Friday, 27 January 2017

Towards a Single Market Act (2010)

On this blog, we traced Mario Monti’s new strategy for the Single Market and the European Parliament’s resolution on delivering a single market to consumers and citizens (here and here).

For the first semester of 2010 we still needed to check on the collective views from the EU member states, namely the conclusions of the Council of the European Union and the European Council:

Economic and Financial Affairs (Ecofin) 16 February 2010 (6477/10)

Competitiveness (Internal Market, Industry and Research) 1-2 March 2010 (6983/1/10 REV 1)

European Council 17 June 2010 (EUCO 13/1/10 REV 1)


COM(2010) 608 final/2

It came to pass in those days , when José Manuel Barroso was president of the European Commission and Michel Barnier was commissioner for the internal market,  that the EU Commission responded to the strategy, the resolution and the conclusions  by publishing a communication on 27 October 2010.

However, about two weeks later the English language version was replaced by a new and corrected text:

For a highly competitive social market economy
50 proposals for improving our work, business and exchanges with one another
Brussels, 11.11.2010 COM(2010) 608 final/2 (45 pages)   

The other language versions remain unaffected.
On page 2 we find a reminder that this is a text with relevance to the European Economic Area (EEA) and the Commission’s credo that during the past two decades, the creation of the single market and the opening of borders have been two of the main driving forces behind economic growth in Europe.


Consultation paper  

The European Commission presented this consultation paper (“Green Paper”) hoping that the relaunch of the single market would become the subject of a wide-ranging public debate for four months throughout Europe.

After this discussion, the Commission intended to invite the other institutions to give their formal agreement to the final version of the Act.

The Commission saw the future adoption of the Single Market Act as a dynamic way to commemorate the 20th anniversary of the single market at the end of 2012.

The Commission also recalled that the Single Market Act and the EU Citizenship Report 2010 were meant to complement each other (page 5), with the Citizenship Report dealing with non-economic rights (page 20).
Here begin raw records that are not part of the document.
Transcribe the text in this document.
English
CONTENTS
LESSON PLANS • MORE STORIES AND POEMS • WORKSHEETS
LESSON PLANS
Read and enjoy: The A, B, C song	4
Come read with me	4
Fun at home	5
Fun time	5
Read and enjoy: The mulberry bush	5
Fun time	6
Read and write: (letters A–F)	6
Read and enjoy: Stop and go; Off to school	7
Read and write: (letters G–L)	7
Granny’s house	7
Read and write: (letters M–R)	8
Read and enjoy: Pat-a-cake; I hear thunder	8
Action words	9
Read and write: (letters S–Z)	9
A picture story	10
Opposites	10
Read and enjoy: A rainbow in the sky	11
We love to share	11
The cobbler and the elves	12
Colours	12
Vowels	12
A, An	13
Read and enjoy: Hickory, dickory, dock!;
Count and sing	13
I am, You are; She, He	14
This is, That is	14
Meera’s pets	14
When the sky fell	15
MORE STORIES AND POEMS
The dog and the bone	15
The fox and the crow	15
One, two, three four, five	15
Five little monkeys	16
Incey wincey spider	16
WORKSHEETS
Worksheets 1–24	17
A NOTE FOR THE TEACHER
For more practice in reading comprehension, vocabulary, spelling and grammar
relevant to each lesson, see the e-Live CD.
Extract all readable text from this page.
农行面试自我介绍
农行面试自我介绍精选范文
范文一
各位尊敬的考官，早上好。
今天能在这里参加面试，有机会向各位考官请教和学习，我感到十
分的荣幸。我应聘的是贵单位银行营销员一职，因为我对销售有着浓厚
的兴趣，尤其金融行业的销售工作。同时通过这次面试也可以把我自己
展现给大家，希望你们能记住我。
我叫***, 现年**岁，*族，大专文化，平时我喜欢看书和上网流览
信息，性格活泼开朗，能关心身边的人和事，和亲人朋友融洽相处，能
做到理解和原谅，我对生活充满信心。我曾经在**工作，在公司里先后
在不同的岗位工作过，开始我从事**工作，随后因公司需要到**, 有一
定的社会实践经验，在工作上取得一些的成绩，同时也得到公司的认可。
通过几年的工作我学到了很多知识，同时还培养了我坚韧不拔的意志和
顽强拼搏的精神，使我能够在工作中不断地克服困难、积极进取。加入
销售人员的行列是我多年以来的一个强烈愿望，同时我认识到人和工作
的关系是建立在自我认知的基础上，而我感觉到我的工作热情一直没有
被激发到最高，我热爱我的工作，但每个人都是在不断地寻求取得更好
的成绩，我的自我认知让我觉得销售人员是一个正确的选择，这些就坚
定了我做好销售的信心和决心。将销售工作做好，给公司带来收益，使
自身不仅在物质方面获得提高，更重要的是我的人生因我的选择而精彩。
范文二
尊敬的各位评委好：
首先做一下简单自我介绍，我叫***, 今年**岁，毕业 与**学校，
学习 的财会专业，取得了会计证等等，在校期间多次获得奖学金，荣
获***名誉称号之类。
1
The drawbacks of market fragmentation were among the problems the Commission underlined (page 6):

Businesses often cite the fragmentation of the single market as a handicap to their competitiveness and, indeed, the variety of different national regulations places a considerable burden on them, delaying investment, limiting economies of scale and synergies and raising barriers to market entry. It is therefore important for markets to be integrated and obstacles removed by precisely identifying the areas where a lack of coordination and harmonisation are hampering the proper functioning of the single market.


Fifty proposals!

Rereading the fifty proposals after all these years still makes me wonder if I see an emerging strategy or a mythological cornucopia. I still feel at a loss to present this loosely structured collection of good intentions, an inventory of actions for the internal market.

But reading continues to make sense as an immersion into the different aspects related to achieving a real single market in some distant future. If they keep going like this, a lot of patient grunt work is going to be needed from here to something close to eternity.
Eternal harmonisation or a real upgrade through unitary market rules of strategic importance, is the question that nags me.

With regard to the public consultation, the Commission asked for the contributions by 28 February 2011, in order to turn the 50 measures into a Single Market Act, comprising a definitive policy action plan for 2011-2012. (page 35). A second phase was promised for later (page 36).